Parecía tener prisa. Yo casi sentía celos de su cita con el horrendo cuervo de pico rojo.
– No vayas a contarle mi sueño.
– Descuida.
El regreso del jefe de nuestra aldea puso fin momentáneamente a la peregrinación a la belleza que mi amigo Luo había realizado, celosamente, cada día.
El congreso del Partido y un mes de vida ciudadana parecían no haber procurado placer alguno a nuestro jefe. Tenía el aspecto de estar de luto, la mejilla hinchada y el rostro deformado por la cólera contra un médico revolucionario del hospital del distrito: «Ese hijo de puta, un capullo de médico "descalzo", me arrancó una muela buena y dejó la mala, que estaba a su lado.» Estaba tanto más furioso cuanto que la hemorragia provocada por la extracción de su muela sana le impedía hablar, vociferar aquel escándalo, y lo condenaba a murmurarlo con palabras apenas audibles. Mostraba a todos los que se interesaban por su desgracia el vestigio de la operación: un colmillo ennegrecido, largo y puntiagudo, con una raíz amarillenta, que conservaba preciosamente envuelto en un pedazo de satén rojo y sedoso, que había comprado en la feria de Yong Jing. Como se irritaba ante la menor desobediencia, Luo y yo nos vimos obligados a ir a trabajar cada mañana, a los campos de maíz o los arrozales. Dejamos incluso de manipular nuestro pequeño despertador mágico.
Cierta noche, cuando el dolor de muelas le hacía sufrir, el jefe desembarcó en nuestra casa mientras preparábamos la cena en el comedor. Sacó un pequeño pedazo de metal, envuelto en el mismo satén rojo que su muela.
– Es estaño de verdad; me lo vendió un mercader ambulante -nos dijo-. Si lo ponéis al fuego, se fundirá en un cuarto de hora.
Ni Luo ni yo reaccionamos. Nos dominaban las ganas de reír ante su rostro, hinchado hasta las orejas, como en una mala película cómica.
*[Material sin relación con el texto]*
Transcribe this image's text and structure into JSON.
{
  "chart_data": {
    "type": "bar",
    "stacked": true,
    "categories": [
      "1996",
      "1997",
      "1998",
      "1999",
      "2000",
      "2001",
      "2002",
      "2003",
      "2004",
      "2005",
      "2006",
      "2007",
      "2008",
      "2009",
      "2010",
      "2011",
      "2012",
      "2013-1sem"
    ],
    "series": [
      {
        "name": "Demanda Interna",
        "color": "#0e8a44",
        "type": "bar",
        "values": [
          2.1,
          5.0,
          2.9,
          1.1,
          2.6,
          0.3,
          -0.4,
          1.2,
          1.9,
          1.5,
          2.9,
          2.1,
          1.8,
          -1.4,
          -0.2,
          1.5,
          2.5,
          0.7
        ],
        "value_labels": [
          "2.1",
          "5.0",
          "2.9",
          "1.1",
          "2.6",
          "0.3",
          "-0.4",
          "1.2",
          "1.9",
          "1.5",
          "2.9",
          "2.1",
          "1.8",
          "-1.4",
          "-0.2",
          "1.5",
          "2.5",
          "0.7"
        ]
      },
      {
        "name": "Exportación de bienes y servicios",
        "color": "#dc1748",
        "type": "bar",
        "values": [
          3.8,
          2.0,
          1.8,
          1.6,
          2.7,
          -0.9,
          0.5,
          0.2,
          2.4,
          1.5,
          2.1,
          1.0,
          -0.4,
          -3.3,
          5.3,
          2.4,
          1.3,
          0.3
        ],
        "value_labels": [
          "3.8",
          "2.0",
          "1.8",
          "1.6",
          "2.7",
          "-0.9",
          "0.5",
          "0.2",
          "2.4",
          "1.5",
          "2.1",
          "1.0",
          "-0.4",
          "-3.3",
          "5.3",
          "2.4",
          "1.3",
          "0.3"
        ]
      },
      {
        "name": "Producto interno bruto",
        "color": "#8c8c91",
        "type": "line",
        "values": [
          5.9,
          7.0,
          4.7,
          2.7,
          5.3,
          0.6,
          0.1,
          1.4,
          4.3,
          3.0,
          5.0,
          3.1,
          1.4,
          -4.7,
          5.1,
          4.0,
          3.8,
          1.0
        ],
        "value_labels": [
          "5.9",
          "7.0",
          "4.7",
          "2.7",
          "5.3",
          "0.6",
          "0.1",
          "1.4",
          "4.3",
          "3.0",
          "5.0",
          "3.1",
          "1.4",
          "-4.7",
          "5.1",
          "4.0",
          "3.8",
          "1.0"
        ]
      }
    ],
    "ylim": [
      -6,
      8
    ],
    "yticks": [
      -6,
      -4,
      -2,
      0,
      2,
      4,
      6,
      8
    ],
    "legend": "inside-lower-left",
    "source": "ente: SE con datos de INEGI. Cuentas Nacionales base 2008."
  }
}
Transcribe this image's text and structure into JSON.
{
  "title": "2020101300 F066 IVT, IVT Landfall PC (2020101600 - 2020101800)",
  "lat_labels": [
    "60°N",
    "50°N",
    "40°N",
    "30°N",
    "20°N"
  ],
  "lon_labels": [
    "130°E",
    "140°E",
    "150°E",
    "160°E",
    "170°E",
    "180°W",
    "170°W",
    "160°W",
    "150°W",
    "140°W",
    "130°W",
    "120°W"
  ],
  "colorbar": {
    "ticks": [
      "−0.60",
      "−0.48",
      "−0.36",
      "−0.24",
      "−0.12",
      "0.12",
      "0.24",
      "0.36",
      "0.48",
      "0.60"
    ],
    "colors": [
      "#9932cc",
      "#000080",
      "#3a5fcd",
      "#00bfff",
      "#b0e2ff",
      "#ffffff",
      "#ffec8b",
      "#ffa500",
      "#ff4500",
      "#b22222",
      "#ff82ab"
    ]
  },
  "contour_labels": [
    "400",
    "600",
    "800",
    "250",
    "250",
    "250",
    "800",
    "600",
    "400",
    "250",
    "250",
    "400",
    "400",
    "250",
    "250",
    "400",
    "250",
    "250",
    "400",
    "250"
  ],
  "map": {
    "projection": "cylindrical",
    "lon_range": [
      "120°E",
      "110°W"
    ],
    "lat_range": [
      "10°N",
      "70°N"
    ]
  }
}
– Mi buen Luo -dijo el jefe en un tono más sincero que nunca-, sin duda lo viste hacer a tu padre miles de veces: cuando el estaño se ha fundido, parece que basta con poner un poco en la muela podrida para que eso mate los gusanos que están dentro, debes de saberlo mejor que yo. Eres hijo de un dentista conocido, cuento contigo para reparar mi muela.
– ¿De verdad quiere que le ponga estaño en la muela?
– Sí. y si deja de dolerme, te daré un mes de descanso.
Luo, que resistía la tentación, lo puso en guardia:
– El estaño no funcionará -dijo-. Y además, mi padre tenía aparatos modernos. Primero perforaba la muela con una pequeña fresa eléctrica, antes de poner nada dentro.
Perplejo, el jefe se levantó y se fue mascullando:
– Es cierto, vi cómo lo hacían en el hospital del distrito. El capullo que me arrancó la muela buena tenía una gran aguja que giraba, con un ruido de motor.
Días más tarde, nos libramos del sufrimiento del jefe gracias a la llegada del sastre, el padre de nuestra amiga, con su rutilante máquina de coser, que reflejaba la luz del sol matinal sobre el torso desnudo de un porteador.